Le test final a abordé le danger des connaissances obsolètes. Dans un monde changeant, une règle qui était vraie hier pourrait être fausse aujourd'hui. Si un robot continue d'utiliser une ancienne règle après qu'un changement est survenu, il peut commettre des erreurs dangereuses. Les chercheurs ont introduit des changements soudains et non annoncés dans la simulation, tels qu'un dérive de capteur ou un chemin obstrué. Ils ont comparé leur système à un système qui vérifie les changements selon un calendrier fixe, comme une horloge. Le nouveau système attendait un signal indiquant que quelque chose n'allait pas — une divergence entre ce qu'il attendait et ce qu'il voyait réellement. Lorsque ce signal apparaissait, il s'arrêtait immédiatement, enquêtait et mettait à jour ses connaissances. Cette approche était bien plus efficace. Elle a réduit le nombre de vérifications inutiles de près de moitié par rapport au système basé sur l'horloge, tout en diminuant drastiquement le taux d'erreurs dangereuses. Le robot a commis moins d'erreurs et a utilisé moins d'énergie pour rester en sécurité.

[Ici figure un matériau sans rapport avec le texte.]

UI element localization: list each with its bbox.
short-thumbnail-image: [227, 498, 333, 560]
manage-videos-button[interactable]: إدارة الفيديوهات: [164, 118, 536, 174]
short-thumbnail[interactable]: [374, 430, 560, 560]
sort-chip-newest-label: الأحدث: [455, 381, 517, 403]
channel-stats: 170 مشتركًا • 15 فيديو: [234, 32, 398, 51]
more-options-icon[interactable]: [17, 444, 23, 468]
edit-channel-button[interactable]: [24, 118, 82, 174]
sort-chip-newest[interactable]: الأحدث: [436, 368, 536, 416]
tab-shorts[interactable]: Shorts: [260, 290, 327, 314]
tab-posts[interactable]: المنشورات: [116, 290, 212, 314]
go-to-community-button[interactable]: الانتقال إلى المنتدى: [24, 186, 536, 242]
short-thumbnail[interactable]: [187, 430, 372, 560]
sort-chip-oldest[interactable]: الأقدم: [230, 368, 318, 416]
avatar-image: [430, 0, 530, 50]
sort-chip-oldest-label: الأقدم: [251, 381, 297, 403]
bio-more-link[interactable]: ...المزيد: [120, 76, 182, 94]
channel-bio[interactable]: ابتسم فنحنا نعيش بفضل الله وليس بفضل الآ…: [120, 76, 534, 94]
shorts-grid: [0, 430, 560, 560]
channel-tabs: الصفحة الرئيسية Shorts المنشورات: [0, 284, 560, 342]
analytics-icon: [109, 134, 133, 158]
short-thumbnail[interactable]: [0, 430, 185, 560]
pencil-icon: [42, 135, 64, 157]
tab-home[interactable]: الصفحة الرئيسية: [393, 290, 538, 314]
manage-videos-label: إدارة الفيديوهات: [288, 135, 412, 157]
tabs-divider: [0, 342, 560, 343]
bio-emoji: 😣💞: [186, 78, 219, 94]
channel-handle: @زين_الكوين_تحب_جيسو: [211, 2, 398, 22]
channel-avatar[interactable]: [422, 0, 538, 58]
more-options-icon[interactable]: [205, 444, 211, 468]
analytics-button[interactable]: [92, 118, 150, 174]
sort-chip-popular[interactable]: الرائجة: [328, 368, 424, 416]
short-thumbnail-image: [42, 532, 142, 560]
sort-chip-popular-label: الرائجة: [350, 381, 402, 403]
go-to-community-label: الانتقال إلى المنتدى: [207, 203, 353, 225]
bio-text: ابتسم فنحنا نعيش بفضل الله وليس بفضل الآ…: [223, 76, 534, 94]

L'étude démontre que pour qu'un robot puisse opérer de manière indépendante dans un monde dynamique, il doit être capable de faire évoluer ses propres capacités. Il ne suffit pas d'ajouter de nouveaux faits à une base de données. Le robot doit être capable d'inventer de nouvelles manières de raisonner, de changer ses stratégies d'apprentissage lorsque les conditions changent, et de mettre à jour ses méthodes lorsque le monde change sous ses pieds. Les expériences montrent que cette approche fonctionne, permettant au robot de gérer des conflits inédits, de s'adapter à différents environnements de données et de rester en sécurité lorsque le monde change de manière inattendue. Les conclusions suggèrent que l'avenir des robots autonomes ne réside pas dans la construction de machines qui savent tout au départ, mais dans la construction de machines capables de s'enseigner à elles-mêmes comment penser, apprendre et agir au fur et à mesure.